I cannot adequately describe the range of emotions we went through. Elation after our daughter being born safely, with no complications this time and excellent midwifery care. Confusion after she was taken away to be checked over in special care. Concern as she remained in special care. Shock at her test results. Relief as she was discharged and we came home to our new normality. God gave me all that I needed during that time and I learned what it means to really cry out to him in prayer. I also felt so looked after by friends and family, and knowing people were providing food for the boys at home was such a relief!
So there you go, that’s what happened and that is why I haven’t been blogging lately. I hope to blog occasionally about the random things I used to blog about!
What is group B strep? Well there’s not a lot of information out there. It’s “a normal bacterium which colonises between 20-30% of adults in the UK, without symptoms or side-effects” (from GBSS website).
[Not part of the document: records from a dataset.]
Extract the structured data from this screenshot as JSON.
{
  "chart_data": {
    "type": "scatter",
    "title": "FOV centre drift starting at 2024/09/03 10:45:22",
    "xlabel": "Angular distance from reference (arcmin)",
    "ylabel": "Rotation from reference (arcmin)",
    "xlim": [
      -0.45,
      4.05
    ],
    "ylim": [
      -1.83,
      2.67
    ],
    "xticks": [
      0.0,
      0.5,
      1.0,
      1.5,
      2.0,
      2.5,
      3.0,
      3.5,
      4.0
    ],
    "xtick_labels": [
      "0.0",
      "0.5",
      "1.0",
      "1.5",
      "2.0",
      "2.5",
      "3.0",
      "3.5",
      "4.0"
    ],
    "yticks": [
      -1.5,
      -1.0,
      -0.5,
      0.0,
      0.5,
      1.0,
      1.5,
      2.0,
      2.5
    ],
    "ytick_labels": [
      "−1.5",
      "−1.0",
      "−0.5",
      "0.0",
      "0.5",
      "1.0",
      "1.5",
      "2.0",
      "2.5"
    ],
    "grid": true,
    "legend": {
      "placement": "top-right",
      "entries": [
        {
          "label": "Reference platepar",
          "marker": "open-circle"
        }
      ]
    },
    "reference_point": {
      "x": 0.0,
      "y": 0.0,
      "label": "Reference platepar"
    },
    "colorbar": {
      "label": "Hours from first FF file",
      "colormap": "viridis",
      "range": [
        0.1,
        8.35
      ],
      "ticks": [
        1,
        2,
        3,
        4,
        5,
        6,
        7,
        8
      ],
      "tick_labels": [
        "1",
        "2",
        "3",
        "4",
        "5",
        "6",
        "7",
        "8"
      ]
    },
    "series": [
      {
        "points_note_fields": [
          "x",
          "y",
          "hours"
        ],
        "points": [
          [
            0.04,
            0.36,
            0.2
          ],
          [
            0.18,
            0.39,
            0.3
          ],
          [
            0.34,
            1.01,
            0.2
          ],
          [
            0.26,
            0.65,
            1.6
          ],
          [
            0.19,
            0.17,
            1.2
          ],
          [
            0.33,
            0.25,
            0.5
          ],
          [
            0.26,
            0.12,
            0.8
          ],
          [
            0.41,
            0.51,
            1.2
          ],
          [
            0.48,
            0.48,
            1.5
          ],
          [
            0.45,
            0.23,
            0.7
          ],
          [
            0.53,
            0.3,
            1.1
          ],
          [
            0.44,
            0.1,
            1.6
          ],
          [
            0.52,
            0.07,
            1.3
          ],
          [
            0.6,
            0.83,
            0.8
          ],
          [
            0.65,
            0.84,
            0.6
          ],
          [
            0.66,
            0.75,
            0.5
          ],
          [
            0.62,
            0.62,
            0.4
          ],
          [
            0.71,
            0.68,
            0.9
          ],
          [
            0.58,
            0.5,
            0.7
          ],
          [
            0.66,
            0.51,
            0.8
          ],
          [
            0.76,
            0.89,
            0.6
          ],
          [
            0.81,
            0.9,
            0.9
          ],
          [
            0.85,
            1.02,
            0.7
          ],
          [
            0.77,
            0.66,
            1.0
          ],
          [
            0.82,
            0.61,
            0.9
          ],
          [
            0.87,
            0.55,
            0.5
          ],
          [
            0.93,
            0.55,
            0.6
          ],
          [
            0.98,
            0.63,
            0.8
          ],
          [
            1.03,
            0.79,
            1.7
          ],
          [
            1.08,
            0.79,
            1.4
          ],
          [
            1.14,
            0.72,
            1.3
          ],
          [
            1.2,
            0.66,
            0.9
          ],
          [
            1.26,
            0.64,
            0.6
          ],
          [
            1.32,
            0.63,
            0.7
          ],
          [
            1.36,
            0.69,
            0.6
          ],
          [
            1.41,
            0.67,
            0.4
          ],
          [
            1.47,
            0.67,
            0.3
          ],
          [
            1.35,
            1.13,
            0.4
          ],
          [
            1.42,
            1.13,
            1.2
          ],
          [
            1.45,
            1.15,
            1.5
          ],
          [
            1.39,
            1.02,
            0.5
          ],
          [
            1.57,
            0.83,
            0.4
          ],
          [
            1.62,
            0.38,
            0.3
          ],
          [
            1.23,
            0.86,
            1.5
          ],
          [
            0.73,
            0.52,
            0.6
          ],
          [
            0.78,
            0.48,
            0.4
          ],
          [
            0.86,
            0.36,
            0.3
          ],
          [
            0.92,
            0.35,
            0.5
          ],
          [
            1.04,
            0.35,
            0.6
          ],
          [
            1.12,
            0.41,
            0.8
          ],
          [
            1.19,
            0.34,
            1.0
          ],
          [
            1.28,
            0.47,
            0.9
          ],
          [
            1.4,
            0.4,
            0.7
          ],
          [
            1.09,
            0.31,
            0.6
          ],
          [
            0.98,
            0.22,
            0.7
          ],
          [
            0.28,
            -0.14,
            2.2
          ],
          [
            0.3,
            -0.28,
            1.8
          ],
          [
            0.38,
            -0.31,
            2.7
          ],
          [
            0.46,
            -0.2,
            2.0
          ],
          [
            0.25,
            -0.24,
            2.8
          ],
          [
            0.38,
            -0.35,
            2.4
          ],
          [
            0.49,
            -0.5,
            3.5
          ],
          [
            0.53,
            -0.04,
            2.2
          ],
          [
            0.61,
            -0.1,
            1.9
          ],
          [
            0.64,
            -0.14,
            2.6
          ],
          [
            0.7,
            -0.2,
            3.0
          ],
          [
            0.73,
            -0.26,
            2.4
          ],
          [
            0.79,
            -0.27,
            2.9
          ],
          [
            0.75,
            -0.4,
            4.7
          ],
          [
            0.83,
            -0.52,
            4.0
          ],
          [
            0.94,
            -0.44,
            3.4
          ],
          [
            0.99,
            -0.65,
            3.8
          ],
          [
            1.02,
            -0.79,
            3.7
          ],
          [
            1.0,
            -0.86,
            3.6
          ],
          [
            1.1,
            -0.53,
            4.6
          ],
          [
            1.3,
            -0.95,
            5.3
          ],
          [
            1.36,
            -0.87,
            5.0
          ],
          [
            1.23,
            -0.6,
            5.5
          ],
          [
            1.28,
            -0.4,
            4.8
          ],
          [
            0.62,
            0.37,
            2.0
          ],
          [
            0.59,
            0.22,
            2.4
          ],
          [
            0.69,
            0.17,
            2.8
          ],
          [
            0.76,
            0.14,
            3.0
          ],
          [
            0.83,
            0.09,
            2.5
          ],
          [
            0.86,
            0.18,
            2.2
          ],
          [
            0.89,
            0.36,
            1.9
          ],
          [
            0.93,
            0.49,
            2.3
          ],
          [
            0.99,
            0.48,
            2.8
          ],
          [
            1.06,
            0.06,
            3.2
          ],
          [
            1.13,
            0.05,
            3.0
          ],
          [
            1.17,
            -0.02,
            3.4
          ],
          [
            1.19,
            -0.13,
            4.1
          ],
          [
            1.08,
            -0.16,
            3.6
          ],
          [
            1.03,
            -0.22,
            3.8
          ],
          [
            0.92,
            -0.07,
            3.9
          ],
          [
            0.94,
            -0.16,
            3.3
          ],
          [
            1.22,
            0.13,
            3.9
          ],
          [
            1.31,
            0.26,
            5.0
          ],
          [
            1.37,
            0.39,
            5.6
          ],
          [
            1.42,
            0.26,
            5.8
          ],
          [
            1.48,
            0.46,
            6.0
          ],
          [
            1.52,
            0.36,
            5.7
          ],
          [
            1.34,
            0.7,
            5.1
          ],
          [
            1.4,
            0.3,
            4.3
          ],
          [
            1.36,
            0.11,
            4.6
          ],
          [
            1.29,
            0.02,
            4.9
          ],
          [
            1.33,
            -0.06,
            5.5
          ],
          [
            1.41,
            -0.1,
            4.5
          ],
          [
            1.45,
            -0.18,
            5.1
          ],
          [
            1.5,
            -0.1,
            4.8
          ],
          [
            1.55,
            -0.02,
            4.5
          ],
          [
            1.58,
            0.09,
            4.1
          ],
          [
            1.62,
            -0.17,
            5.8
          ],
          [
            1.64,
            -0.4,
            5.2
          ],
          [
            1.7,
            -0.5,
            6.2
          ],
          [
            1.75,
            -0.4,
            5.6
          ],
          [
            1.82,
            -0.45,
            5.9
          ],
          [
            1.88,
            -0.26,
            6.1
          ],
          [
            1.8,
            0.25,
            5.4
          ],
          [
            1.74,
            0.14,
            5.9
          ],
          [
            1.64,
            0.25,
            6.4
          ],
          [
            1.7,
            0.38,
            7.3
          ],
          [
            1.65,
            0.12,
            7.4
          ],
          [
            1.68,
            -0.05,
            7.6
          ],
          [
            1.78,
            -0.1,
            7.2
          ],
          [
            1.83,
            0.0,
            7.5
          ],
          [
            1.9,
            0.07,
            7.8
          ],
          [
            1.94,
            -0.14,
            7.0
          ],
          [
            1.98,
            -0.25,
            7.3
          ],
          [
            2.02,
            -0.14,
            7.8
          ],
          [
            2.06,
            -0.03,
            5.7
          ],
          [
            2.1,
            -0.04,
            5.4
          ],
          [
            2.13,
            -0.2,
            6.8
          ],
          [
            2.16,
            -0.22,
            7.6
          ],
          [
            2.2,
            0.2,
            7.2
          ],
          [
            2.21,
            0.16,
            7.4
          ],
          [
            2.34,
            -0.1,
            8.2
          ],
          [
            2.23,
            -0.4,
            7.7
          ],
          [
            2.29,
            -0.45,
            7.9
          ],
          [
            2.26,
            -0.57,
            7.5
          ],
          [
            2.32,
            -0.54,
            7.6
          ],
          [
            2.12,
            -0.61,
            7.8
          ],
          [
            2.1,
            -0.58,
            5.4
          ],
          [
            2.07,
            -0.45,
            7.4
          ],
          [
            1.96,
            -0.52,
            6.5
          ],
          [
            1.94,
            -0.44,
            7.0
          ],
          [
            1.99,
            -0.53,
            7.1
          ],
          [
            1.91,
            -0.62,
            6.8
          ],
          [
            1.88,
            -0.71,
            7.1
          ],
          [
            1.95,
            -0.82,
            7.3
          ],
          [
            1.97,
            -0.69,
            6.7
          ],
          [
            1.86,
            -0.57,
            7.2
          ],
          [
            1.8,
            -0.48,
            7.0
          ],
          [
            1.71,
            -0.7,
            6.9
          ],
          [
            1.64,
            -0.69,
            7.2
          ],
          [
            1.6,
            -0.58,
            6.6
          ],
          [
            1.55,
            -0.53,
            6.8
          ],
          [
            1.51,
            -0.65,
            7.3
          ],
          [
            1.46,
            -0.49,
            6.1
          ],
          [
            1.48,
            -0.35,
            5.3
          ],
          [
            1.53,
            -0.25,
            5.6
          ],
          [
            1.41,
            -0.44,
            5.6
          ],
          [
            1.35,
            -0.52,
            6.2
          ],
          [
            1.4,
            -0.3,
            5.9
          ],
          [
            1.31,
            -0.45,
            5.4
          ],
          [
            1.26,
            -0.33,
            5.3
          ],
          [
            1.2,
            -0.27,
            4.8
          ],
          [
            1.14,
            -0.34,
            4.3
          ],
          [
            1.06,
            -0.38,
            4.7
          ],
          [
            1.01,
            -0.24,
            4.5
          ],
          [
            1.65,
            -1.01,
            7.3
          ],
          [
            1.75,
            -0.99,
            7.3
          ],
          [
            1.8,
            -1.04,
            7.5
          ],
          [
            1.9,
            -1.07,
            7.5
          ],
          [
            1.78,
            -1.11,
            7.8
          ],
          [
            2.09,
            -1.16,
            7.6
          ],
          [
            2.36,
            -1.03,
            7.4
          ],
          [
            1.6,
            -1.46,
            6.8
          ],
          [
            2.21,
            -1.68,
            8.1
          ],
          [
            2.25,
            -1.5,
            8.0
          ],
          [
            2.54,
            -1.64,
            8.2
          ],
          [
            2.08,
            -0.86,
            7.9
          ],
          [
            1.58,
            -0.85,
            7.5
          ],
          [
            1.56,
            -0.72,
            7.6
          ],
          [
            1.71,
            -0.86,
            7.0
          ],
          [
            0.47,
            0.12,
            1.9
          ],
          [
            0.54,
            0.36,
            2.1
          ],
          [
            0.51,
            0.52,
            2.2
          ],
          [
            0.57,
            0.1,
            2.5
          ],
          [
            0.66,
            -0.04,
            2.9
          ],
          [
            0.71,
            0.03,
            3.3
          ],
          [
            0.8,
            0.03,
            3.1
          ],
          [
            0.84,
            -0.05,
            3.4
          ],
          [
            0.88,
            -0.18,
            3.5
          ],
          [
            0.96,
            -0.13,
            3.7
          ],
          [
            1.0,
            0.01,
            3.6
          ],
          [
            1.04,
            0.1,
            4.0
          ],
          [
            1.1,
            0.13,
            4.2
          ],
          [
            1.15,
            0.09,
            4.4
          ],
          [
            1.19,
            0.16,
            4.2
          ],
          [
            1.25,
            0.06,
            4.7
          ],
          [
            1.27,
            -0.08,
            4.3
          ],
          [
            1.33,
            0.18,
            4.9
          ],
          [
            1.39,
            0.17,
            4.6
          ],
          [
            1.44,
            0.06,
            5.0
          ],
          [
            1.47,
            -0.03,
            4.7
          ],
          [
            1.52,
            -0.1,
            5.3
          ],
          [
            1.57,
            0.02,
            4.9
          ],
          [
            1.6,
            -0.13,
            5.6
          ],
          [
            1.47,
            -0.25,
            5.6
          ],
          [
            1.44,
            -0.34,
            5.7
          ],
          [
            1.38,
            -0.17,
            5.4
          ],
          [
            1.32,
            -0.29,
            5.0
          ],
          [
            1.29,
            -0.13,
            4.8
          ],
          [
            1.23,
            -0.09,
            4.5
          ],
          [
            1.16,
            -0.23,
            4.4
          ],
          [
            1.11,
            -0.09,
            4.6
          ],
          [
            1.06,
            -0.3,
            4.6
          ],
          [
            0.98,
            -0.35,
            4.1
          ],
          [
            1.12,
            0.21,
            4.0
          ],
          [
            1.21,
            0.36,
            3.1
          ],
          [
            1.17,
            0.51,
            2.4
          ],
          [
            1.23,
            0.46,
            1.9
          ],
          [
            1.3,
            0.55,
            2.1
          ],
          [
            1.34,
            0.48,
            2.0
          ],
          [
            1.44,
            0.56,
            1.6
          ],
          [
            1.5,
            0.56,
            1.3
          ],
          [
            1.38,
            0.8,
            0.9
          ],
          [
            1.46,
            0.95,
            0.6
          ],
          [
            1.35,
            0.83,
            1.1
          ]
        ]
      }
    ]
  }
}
The reported facts differ but it doesn’t appear to affect many babies per year (300 on one website, 700 on another!). Many babies are born to women carrying group B strep but do not catch the infection for some reason.
I had heard of group B strep through online pregnancy websites but I had only read the words, not what it meant. I had no idea that so many women carry it or that it was life-threatening. There is a support group and there is a campaign to get all pregnant women tested as if you are a carrier, you can have intravenous antibiotics during labour to try to prevent it being passed to your baby. If we decide to have any more children, I will have antibiotics during labour because our daughter had the infection.
It’s very confusing because group B strep seems to come and go. You could have it today but it could have gone in four weeks when you’re due to give birth. And vice versa. That, and the number of babies affected by it, means it is not cost effective for the NHS to test all pregnant women. It is routine in some other countries to test pregnant women but this hasn’t reduced the incidences by much.
Given my baby girl was affected by group B strep, you might think I’d be out there lobbying for all pregnant women to be screened. However, I can see where the NHS is coming from. I know that might sound awful because I know that babies get very sick if they get group B strep and some die. Really, I know! It pains me to say it because if I had been tested, my daughter would never have got poorly. But I don’t know the way around it. Private testing is available but there doesn’t seem to have been enough research on group B strep, or not enough available. And it’s definitely not a well-known illness.
I absolutely endorse the support groups for trying to get more information and research. And I’m definitely not against testing!